Ein Beitrag von Klaus Fimmen

Es gibt Prinzipien der Staatskunst, die, wenn nicht in aller Ewigkeit so doch über Jahrtausende, nichts von ihrer Gültigkeit einbüßen, Prinzipien, die sich in allen Kulturen bewahrheitet habe. Und das betrifft gleichermaßen die Modelle, die erfolgreich waren, als auch jene, deren Mißerfolg absehbar war, die aber im Hier und Jetzt scheinbar funktionierten. Zur letzteren Kategorie zählen alle Imperien, die in sich selbst stets den Keim ihres Untergangs tragen, als auch damit verbunden alle Wirtschaftsformen, die sich als Nullsummenspiel verstehen, in denen der Gewinn des Einzelnen den Verlust des Anderen oder der ganzen Gesellschaft darstellt. Die Corona-Krise hat es ja gerade deutlich zutage treten lassen, was die alleinige Konzentration auf Profitmaximierung auf Kosten des Gemeinwohls – z.B. im Gesundheitswesen – für Folgen hat.

Nun sollte man in unserer aufgeklärten Gesellschaft meinen, es wäre ein Leichtes, aus der Geschichte zu lernen und die erfolgreichen Modelle der Vergangenheit wiederzubeleben.

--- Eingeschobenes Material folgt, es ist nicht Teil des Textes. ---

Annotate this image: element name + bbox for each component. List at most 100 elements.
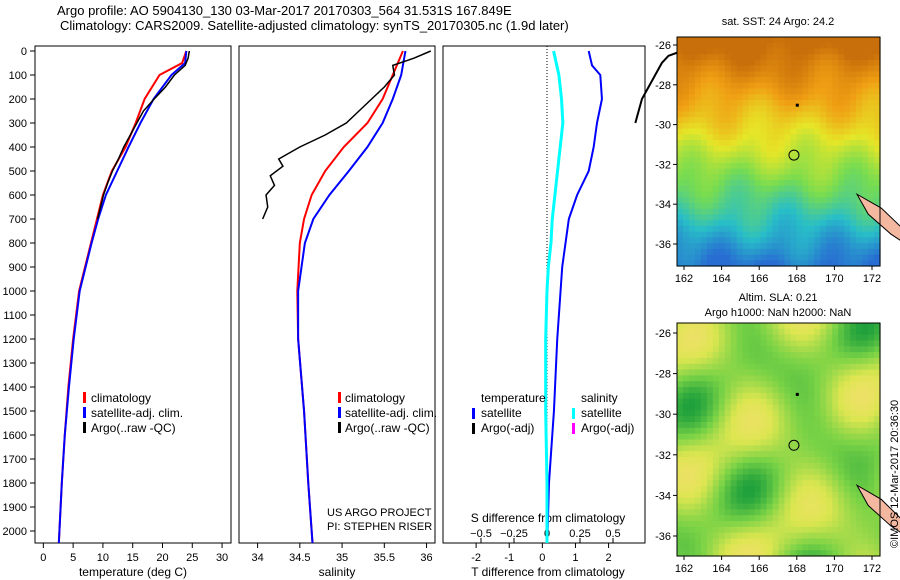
map-pixel bbox=[808, 323, 815, 330]
map-pixel bbox=[766, 427, 774, 435]
map-pixel bbox=[724, 381, 732, 388]
map-pixel bbox=[814, 243, 821, 250]
map-pixel bbox=[742, 111, 750, 118]
map-pixel bbox=[694, 88, 702, 95]
map-pixel bbox=[784, 151, 792, 158]
map-pixel bbox=[856, 191, 863, 198]
map-pixel bbox=[682, 254, 690, 261]
map-pixel bbox=[778, 248, 786, 256]
lon-tick-label: 166 bbox=[750, 273, 768, 285]
map-pixel bbox=[808, 427, 815, 435]
map-pixel bbox=[820, 381, 827, 388]
map-pixel bbox=[802, 248, 809, 256]
map-pixel bbox=[838, 480, 845, 487]
map-pixel bbox=[724, 220, 732, 227]
map-pixel bbox=[820, 357, 827, 365]
map-pixel bbox=[802, 203, 809, 210]
map-pixel bbox=[802, 416, 809, 423]
map-pixel bbox=[868, 392, 875, 400]
map-pixel bbox=[778, 71, 786, 78]
map-pixel bbox=[760, 363, 768, 371]
map-pixel bbox=[742, 140, 750, 147]
map-pixel bbox=[760, 532, 768, 540]
map-pixel bbox=[850, 375, 857, 382]
map-pixel bbox=[856, 220, 863, 227]
map-pixel bbox=[856, 480, 863, 487]
map-pixel bbox=[832, 71, 839, 78]
map-pixel bbox=[736, 416, 744, 423]
map-pixel bbox=[808, 544, 815, 551]
series-satellite bbox=[57, 50, 188, 544]
map-pixel bbox=[682, 71, 690, 78]
map-pixel bbox=[838, 398, 845, 406]
map-pixel bbox=[730, 77, 738, 84]
map-pixel bbox=[712, 381, 720, 388]
map-pixel bbox=[796, 225, 803, 233]
map-pixel bbox=[778, 334, 786, 342]
map-pixel bbox=[718, 111, 726, 118]
map-pixel bbox=[724, 497, 732, 505]
map-pixel bbox=[766, 346, 774, 353]
map-pixel bbox=[844, 82, 851, 90]
map-pixel bbox=[682, 208, 690, 216]
lat-tick-label: -34 bbox=[655, 199, 671, 211]
map-pixel bbox=[814, 214, 821, 221]
map-pixel bbox=[766, 225, 774, 233]
map-pixel bbox=[814, 416, 821, 423]
map-pixel bbox=[808, 59, 815, 67]
map-pixel bbox=[730, 328, 738, 336]
legend-header-salinity: salinity bbox=[581, 391, 618, 405]
map-pixel bbox=[784, 334, 792, 342]
map-pixel bbox=[796, 162, 803, 170]
map-pixel bbox=[754, 225, 762, 233]
map-pixel bbox=[688, 480, 696, 487]
map-pixel bbox=[730, 468, 738, 476]
map-pixel bbox=[736, 214, 744, 221]
map-pixel bbox=[868, 550, 875, 557]
map-pixel bbox=[850, 168, 857, 175]
map-pixel bbox=[700, 387, 708, 394]
map-pixel bbox=[712, 260, 720, 267]
map-pixel bbox=[808, 225, 815, 233]
map-pixel bbox=[700, 416, 708, 423]
map-pixel bbox=[748, 225, 756, 233]
map-pixel bbox=[874, 433, 881, 441]
map-pixel bbox=[694, 532, 702, 540]
map-pixel bbox=[856, 105, 863, 113]
map-pixel bbox=[760, 260, 768, 267]
map-pixel bbox=[730, 352, 738, 359]
map-pixel bbox=[796, 151, 803, 158]
map-pixel bbox=[754, 71, 762, 78]
map-pixel bbox=[700, 357, 708, 365]
lon-tick-label: 166 bbox=[750, 563, 768, 575]
map-pixel bbox=[748, 128, 756, 135]
map-pixel bbox=[838, 117, 845, 124]
map-pixel bbox=[742, 157, 750, 164]
map-pixel bbox=[832, 468, 839, 476]
map-pixel bbox=[736, 88, 744, 95]
depth-tick-label: 1800 bbox=[3, 478, 27, 490]
map-pixel bbox=[778, 538, 786, 545]
map-pixel bbox=[790, 180, 798, 187]
map-pixel bbox=[778, 480, 786, 487]
map-pixel bbox=[778, 404, 786, 411]
map-pixel bbox=[718, 117, 726, 124]
map-pixel bbox=[784, 538, 792, 545]
map-pixel bbox=[677, 357, 684, 365]
map-pixel bbox=[736, 346, 744, 353]
map-pixel bbox=[874, 71, 881, 78]
map-pixel bbox=[778, 346, 786, 353]
map-pixel bbox=[796, 521, 803, 528]
map-pixel bbox=[832, 140, 839, 147]
map-pixel bbox=[778, 203, 786, 210]
map-pixel bbox=[736, 404, 744, 411]
map-pixel bbox=[844, 203, 851, 210]
map-pixel bbox=[766, 544, 774, 551]
map-pixel bbox=[694, 111, 702, 118]
map-pixel bbox=[850, 128, 857, 135]
map-pixel bbox=[766, 65, 774, 72]
lat-tick-label: -32 bbox=[655, 159, 671, 171]
map-pixel bbox=[838, 180, 845, 187]
map-pixel bbox=[712, 491, 720, 499]
map-pixel bbox=[826, 111, 833, 118]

Das passiert aber nicht: nicht in Deutschland, nicht in Europa und auch nicht in den USA. Wenn es aber dennoch passiert, wird es entweder nicht zur Kenntnis genommen, als unfairer staatlicher Eingriff gebrandmarkt (Beispiel China)  oder gleich in das Reich der Wunder verbannt, wie das deutsche Wirtschaftswunder der Nachkriegszeit.

Deshalb kam ich nicht umhin zu schmunzeln, als ich jüngst Washington Irvings1 Erzählungen von der Alhambra von 1829 las, insbesondere das vorletzte Kapitel, welches den Erbauer der Alhambra, Muhamed Abu Alahmar und seine Regierungszeit in Granada vorstellt. Gerne würde ich Ihnen dieses Kapitel vorlesen. Zu schade, daß es nicht geht. Lesen Sie nur selbst die folgenden Auszüge und vielleicht entdecken Sie den Grund meines stillen Vergnügens.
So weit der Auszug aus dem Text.